Des chercheurs de l’université de Tel Aviv (Israël) ont filmé des patients présentant des troubles obsessionnels compulsifs (Toc) et des animaux (rats, gazelles, ours) enfermés dans des zoos exprimant des troubles névrotiques du comportement.
Ils rappellent que ces animaux accomplissent des actes routiniers à l’état sauvage, qui ne doivent pas être confondus avec les rituels stéréotypiques liés à l’enfermement dans un milieu inadapté et appauvri en stimulus.
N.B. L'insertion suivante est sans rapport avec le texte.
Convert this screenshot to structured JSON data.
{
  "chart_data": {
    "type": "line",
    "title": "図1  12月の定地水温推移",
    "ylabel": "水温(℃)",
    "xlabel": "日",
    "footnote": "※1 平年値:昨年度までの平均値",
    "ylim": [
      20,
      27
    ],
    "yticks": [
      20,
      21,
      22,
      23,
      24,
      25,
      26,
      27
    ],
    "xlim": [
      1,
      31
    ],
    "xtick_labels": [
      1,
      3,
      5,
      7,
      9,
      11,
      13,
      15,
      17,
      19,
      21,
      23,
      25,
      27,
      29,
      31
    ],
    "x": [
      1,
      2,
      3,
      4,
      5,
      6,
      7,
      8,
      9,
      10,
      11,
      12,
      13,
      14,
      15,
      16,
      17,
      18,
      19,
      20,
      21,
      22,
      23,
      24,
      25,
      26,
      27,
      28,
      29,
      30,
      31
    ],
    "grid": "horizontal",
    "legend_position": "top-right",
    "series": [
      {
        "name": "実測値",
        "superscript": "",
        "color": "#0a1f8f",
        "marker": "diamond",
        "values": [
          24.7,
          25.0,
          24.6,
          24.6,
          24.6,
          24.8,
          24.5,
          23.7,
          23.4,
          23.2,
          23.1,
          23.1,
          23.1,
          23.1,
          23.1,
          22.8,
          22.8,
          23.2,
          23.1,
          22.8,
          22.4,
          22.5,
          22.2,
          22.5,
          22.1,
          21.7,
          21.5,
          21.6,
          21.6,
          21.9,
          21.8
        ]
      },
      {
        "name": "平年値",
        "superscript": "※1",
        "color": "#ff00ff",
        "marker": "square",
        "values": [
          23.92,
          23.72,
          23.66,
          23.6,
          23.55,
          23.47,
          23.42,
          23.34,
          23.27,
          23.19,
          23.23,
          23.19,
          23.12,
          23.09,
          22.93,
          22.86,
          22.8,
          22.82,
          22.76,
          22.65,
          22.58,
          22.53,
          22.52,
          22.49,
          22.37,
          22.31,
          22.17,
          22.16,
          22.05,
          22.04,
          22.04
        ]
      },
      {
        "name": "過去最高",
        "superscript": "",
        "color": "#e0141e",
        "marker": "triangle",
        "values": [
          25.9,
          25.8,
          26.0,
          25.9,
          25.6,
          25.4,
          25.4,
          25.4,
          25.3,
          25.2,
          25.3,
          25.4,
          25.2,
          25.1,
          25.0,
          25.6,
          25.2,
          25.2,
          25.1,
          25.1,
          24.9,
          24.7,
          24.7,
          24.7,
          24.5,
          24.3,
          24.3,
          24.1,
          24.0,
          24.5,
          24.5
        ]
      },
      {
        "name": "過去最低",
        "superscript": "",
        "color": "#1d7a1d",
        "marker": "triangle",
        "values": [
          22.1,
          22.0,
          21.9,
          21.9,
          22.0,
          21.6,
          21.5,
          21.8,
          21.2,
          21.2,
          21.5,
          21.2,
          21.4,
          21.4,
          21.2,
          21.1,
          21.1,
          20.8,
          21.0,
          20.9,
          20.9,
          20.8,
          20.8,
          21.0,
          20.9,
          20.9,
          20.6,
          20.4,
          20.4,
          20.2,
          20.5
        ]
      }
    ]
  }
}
Les auteurs de l’étude précisent qu’en captivité, la routine devient rituelle et se répète à l’infini, comme chez l’humain atteint de Toc, qui peut se laver compulsivement les mains ou vérifier pendant des heures qu’il a bien fermé une porte. Ils envisagent de tester sur des animaux de zoo des médicaments psychotropes destinés aux personnes présentant des Toc.
One Voice souligne depuis des années que les stéréotypies observées chez les animaux de zoo et de cirques témoignent de leur souffrance morale et physique. Cet argument, nié par les autorités qui refusent de faire évoluer la réglementation concernant les animaux captifs, retient aujourd’hui l’attention des scientifiques.